Il serait juridiquement inapproprié de déterminer les risques d’assurance en fonction de l’appartenance sexuelle de l’assuré. Les différences individuelles qui ne présentent un lien avec cette appartenance sexuelle que de manière statistique ne pourraient pas entraîner une différence de traitement des assurés de sexe masculin et de sexe féminin au moment de la conception des produits d’assurance. Dans ce contexte, elle souligne en particulier que le sexe est une caractéristique qui, à l’instar de la race et de l’origine ethnique, est inséparable de la personne de l’assuré sur laquelle celui-ci n’a aucune influence. Contrairement à l’âge, par exemple, le sexe d’une personne ne serait pas soumis à des modifications naturelles.

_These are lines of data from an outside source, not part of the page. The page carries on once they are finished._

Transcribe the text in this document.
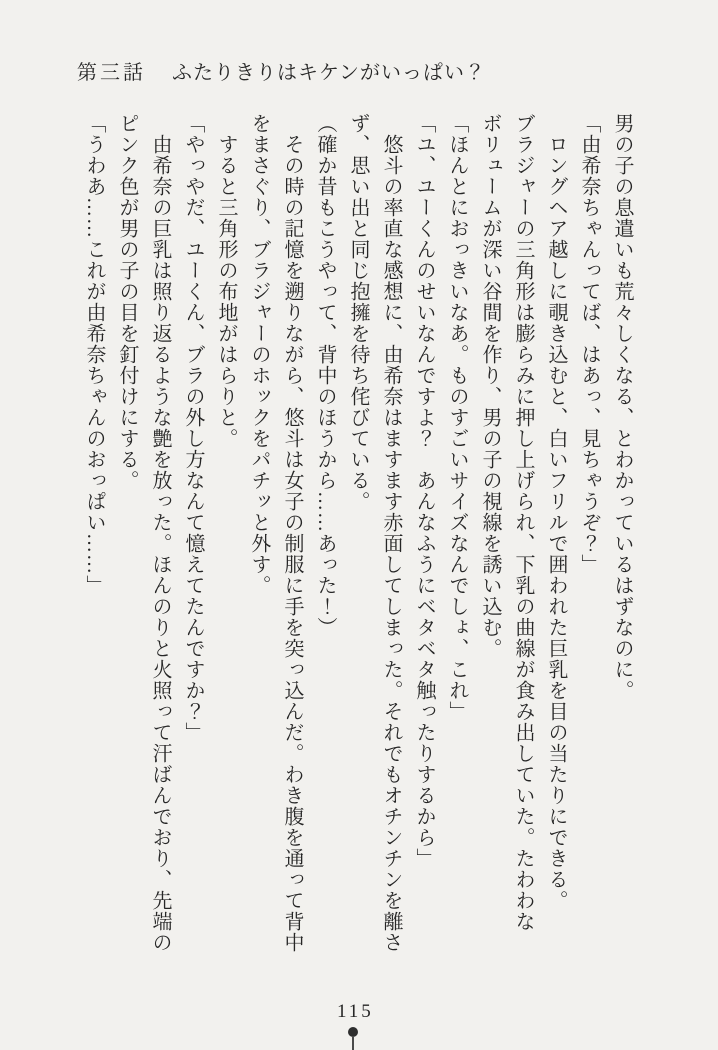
第三話 ふたりきりはキケンがいっぱい？

男の子の息遣いも荒々しくなる、とわかっているはずなのに。

「由希奈ちゃんってば、はあっ、見ちゃうぞ？」

　ロングヘア越しに覗き込むと、白いフリルで囲われた巨乳を目の当たりにできる。

ブラジャーの三角形は膨らみに押し上げられ、下乳の曲線が食み出していた。たわわな

ボリュームが深い谷間を作り、男の子の視線を誘い込む。

「ほんとにおっきいなあ。ものすごいサイズなんでしょ、これ」

「ユ、ユーくんのせいなんですよ？　あんなふうにベタベタ触ったりするから」

　悠斗の率直な感想に、由希奈はますます赤面してしまった。それでもオチンチンを離さ

ず、思い出と同じ抱擁を待ち侘びている。

（確か昔もこうやって、背中のほうから……あった！）

　その時の記憶を遡りながら、悠斗は女子の制服に手を突っ込んだ。わき腹を通って背中

をまさぐり、ブラジャーのホックをパチッと外す。

　すると三角形の布地がはらりと。

「やっやだ、ユーくん、ブラの外し方なんて憶えてたんですか？」

　由希奈の巨乳は照り返るような艶を放った。ほんのりと火照って汗ばんでおり、先端の

ピンク色が男の子の目を釘付けにする。

「うわあ……これが由希奈ちゃんのおっぱい……」

115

En conclusion, l’avocat général estime qu’il est incompatible avec le principe de l’égalité de traitement des hommes et des femmes consacré par le droit de l’Union d’appliquer des facteurs de risque fondés sur le sexe pour déterminer les primes et les prestations d’assurance. Elle propose à la Cour d’annuler la disposition dérogatoire correspondante de la directive 2004/113/CE.

On imagine le bouleversement que pourrait produire une telle décision dans le monde de l’assurance. C’est pour cette raison que l’avocat général préconise qu’une telle mesure ne produise ses effets qu’à l’avenir, en respectant une période transitoire de trois ans après le prononcé de la Cour si ses conclusions étaient suivies.